In September a second Earth Summit will be held in Johannesburg to assess the progress governments have made on environmental issues since the first in Rio 10 years ago.

In the run up to the Johannesburg summit the media are carrying more articles and features on environmental matters. Naturally environmental groups are setting out their stalls too, highlighting their concerns over a range of issues, from fish stocks and air pollution, through global warming and biodiversity, to waste disposal and forest preservation.

The timber trade is one of a number of sectors to be targeted by the headline-grabbing green activity in the lead up to Johannesburg.

One example reported in the national media was the Greenpeace demonstration over hardwood joinery bought for the refurbishment of the cabinet office (TTJ April 13). The protestors alleged that the wood used included uncertified sapele from Cameroon. As part of its action, Greenpeace wrote to tropical hardwood importers, the Timber Trade Federation and others focusing on the Thanry Group of timber companies in Cameroon as one of the suppliers.

Thanry sells into the UK market through NHG Timber Ltd and the latter’s immediate reaction to the incident was to invite a number of its timber importer customers and TTF head of environmental affairs Dr Penny Bienz on a fact-finding visit to Cameroon. Six days of travelling and questioning took the eight-strong group into the far south-east Cameroon, flying over hundreds of miles of forest to see logging, to be given complete freedom to question members of the Thanry Group, particularly about the issues raised by Greenpeace, and to assess the situation at first hand.

The group had discussions in Yaounde with the World Bank, the WWF, the Ministry of the Environment & Forests, the British government’s Department for International Development (DFID) and the German aid organisation GTZ. In Douala they met the independent inspection organisation, SGS.

Forest regulations

Two years ago Thanry was fined for transgressing forest regulations, not as persistent offenders but for specific errors. A wrongly calculated base line led to a logging team moving beyond the approved felling area and into a neighbouring national park. A mistake by company tree fellers saw 30m3 of logs felled which were below the permitted minimum diameter. The situation caused the Thanry Group to review its total culture and it decided that a fresh approach was needed. A general manager and a significant number of other influential managers were sacked. New men put in place included a specialist, who had previously worked with WWF, whose task is to set up a department dedicated to forest management planning.

New forest laws were introduced in Cameroon in 1994 which included the creation of forest management units of 250,000ha to be worked on a 30-year rotation and tree selection and minimum diameter regimes. Concessions have to be auctioned in order that the process should be transparent and to break through any dubious links between government and industry. Detailed forest management plans have to be drawn up by the timber companies using specialist advisers. These are submitted to the Ministry for approval. In reality, only two such plans have been passed and the others rest in bureaucratic limbo. Thanry’s new forest management expert Jean Pierre Fines says that if the Ministry would either approve the plans or reject them for specific reasons, then the process could move forward.

Huge and ambitious

Thanry’s operations in south-east Cameroon are within the area of a huge and ambitious social and environmental project, extending over 2.8 million ha (in the language of NGOs, an area larger than Wales) encompassing community forestry, production forests, licensed hunting, agriculture and village regions and specific conservation areas.

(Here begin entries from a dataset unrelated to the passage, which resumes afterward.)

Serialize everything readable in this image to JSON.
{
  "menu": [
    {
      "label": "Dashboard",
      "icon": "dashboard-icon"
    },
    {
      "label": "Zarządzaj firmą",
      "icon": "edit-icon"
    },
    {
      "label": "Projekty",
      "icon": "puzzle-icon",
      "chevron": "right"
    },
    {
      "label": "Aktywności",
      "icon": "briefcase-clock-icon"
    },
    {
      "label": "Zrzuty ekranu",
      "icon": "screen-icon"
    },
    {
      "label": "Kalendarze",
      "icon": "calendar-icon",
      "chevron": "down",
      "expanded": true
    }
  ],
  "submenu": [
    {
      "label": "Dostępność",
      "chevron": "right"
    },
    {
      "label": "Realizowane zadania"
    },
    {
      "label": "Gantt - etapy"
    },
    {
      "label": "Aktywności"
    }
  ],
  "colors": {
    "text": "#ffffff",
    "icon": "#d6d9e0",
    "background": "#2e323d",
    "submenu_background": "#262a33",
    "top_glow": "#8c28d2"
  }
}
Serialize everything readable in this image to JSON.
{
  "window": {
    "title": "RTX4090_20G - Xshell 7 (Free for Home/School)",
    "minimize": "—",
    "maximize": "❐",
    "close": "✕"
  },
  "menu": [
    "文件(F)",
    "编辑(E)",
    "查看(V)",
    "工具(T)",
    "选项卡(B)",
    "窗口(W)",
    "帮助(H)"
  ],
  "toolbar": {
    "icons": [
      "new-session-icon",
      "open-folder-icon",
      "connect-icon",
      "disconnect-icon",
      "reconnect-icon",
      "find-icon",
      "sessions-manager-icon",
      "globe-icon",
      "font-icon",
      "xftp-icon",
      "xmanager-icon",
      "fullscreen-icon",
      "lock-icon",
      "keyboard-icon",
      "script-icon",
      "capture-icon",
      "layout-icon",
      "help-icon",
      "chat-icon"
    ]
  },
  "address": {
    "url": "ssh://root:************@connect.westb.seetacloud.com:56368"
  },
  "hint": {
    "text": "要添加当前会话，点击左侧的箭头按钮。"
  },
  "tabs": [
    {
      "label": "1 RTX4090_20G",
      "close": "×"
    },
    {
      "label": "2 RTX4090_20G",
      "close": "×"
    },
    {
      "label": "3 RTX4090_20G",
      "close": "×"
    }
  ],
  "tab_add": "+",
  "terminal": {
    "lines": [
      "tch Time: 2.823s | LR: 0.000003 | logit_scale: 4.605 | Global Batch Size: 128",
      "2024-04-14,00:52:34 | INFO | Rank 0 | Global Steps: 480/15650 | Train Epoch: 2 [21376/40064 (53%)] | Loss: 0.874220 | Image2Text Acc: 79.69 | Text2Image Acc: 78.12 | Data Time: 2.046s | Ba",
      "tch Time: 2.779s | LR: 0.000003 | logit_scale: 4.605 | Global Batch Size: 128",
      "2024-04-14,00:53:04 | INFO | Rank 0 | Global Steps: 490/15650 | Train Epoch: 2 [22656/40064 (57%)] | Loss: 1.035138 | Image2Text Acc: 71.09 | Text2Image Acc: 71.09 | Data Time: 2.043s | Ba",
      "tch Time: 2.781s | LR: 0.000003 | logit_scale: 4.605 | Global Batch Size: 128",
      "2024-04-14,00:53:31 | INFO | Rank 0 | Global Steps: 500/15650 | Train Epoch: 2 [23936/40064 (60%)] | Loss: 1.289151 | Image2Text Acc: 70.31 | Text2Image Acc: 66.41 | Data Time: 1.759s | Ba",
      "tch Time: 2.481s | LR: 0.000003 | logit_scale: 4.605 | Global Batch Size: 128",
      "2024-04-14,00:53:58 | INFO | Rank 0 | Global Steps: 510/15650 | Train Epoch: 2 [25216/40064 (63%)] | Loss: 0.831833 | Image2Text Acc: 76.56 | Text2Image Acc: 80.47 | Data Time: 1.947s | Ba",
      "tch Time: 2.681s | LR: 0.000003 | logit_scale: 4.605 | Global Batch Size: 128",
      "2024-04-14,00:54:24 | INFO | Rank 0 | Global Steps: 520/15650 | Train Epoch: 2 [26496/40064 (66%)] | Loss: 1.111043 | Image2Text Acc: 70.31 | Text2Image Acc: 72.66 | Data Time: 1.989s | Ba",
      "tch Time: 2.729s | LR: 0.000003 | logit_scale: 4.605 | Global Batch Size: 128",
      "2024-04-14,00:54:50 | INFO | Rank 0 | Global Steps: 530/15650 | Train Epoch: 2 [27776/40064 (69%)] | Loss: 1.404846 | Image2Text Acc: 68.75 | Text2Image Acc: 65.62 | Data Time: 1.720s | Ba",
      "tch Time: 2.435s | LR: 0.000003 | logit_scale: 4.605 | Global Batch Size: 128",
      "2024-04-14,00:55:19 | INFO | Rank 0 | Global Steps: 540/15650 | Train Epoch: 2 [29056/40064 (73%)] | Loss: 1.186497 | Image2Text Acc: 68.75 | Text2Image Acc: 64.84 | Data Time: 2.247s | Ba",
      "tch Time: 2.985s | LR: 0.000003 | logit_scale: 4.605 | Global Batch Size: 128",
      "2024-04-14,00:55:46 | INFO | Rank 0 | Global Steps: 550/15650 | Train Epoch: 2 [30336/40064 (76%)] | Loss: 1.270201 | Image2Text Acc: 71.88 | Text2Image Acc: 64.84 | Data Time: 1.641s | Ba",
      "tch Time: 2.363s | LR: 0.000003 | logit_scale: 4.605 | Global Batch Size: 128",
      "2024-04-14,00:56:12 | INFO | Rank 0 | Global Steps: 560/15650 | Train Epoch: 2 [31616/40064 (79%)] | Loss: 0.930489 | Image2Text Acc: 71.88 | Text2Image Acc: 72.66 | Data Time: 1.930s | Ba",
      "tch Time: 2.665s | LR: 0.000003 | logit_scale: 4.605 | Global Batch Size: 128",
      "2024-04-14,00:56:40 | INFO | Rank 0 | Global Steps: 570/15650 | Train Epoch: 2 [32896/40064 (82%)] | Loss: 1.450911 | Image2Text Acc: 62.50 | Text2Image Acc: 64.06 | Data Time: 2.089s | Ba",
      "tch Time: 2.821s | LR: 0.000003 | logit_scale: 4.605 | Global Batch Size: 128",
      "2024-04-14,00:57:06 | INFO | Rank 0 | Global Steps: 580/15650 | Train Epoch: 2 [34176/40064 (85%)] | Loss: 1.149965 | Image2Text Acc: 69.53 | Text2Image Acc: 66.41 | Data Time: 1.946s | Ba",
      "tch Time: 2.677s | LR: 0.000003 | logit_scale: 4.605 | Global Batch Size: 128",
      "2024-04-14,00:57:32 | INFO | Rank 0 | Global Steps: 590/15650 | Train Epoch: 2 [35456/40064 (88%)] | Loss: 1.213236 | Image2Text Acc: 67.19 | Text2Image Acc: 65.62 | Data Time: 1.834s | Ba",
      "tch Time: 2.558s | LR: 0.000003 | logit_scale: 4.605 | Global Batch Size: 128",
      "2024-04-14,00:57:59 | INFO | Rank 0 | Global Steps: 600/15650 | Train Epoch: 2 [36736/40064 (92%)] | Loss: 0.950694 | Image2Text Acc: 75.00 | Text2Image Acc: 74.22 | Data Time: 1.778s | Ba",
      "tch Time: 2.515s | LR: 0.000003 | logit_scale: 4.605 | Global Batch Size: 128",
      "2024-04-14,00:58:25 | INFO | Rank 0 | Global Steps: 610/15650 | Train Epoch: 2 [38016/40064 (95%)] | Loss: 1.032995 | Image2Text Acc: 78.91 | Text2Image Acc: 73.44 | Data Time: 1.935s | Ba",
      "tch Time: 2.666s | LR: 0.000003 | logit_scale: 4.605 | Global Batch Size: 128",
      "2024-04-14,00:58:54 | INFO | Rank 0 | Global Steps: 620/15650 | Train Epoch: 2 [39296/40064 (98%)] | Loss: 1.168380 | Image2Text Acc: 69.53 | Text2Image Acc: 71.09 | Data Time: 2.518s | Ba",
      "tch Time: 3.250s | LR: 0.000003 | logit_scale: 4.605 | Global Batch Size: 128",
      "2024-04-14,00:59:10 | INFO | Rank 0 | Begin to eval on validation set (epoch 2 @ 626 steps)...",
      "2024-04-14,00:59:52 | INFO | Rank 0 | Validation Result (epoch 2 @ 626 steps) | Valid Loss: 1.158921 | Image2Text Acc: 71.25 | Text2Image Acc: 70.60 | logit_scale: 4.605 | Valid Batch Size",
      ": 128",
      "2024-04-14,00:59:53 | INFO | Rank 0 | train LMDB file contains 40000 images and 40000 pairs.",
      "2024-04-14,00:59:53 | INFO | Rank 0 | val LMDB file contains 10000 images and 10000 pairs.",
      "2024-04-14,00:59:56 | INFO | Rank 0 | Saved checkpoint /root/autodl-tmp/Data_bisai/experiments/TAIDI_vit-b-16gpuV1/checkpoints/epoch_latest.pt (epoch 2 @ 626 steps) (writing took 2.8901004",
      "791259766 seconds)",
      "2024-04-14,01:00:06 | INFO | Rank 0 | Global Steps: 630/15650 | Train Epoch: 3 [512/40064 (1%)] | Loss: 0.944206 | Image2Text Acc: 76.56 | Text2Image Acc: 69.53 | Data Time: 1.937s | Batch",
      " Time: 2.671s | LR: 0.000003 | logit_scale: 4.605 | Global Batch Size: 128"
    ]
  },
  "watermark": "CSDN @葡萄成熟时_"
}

Thanry has laid down rules to try to stop unlicensed hunters coming into its concessions, but it is not an easy task when the population depends on the forest for meat supply. It has set up a shop to bring in and sell meat to some of its workers.

Cameroon as a whole is having to change from the old cultures and methods. It has forests extending over about 24 million ha (the UK has under 3 million ha) with an average 0.9% loss per year. It has worked on the development of principles, criteria and indicators which are the essential elements for certification, and it has seen the departure of Asian loggers who felled indiscriminately. Numerous international and foreign aid bodies are putting in money and effort to get sustainable forest management in place nationwide. Among those noted are the Dutch Tropenbos, CIRAD of France and CIDA of Canada.

The UK party could see that progress is taking place, but had the opportunity to emphasise the need for the government to demonstrate a more dynamic role in forest management and to speed the rate of change in order to minimise the risk of overseas buyers in environmentally sensitive countries turning their backs on Cameroon hardwoods.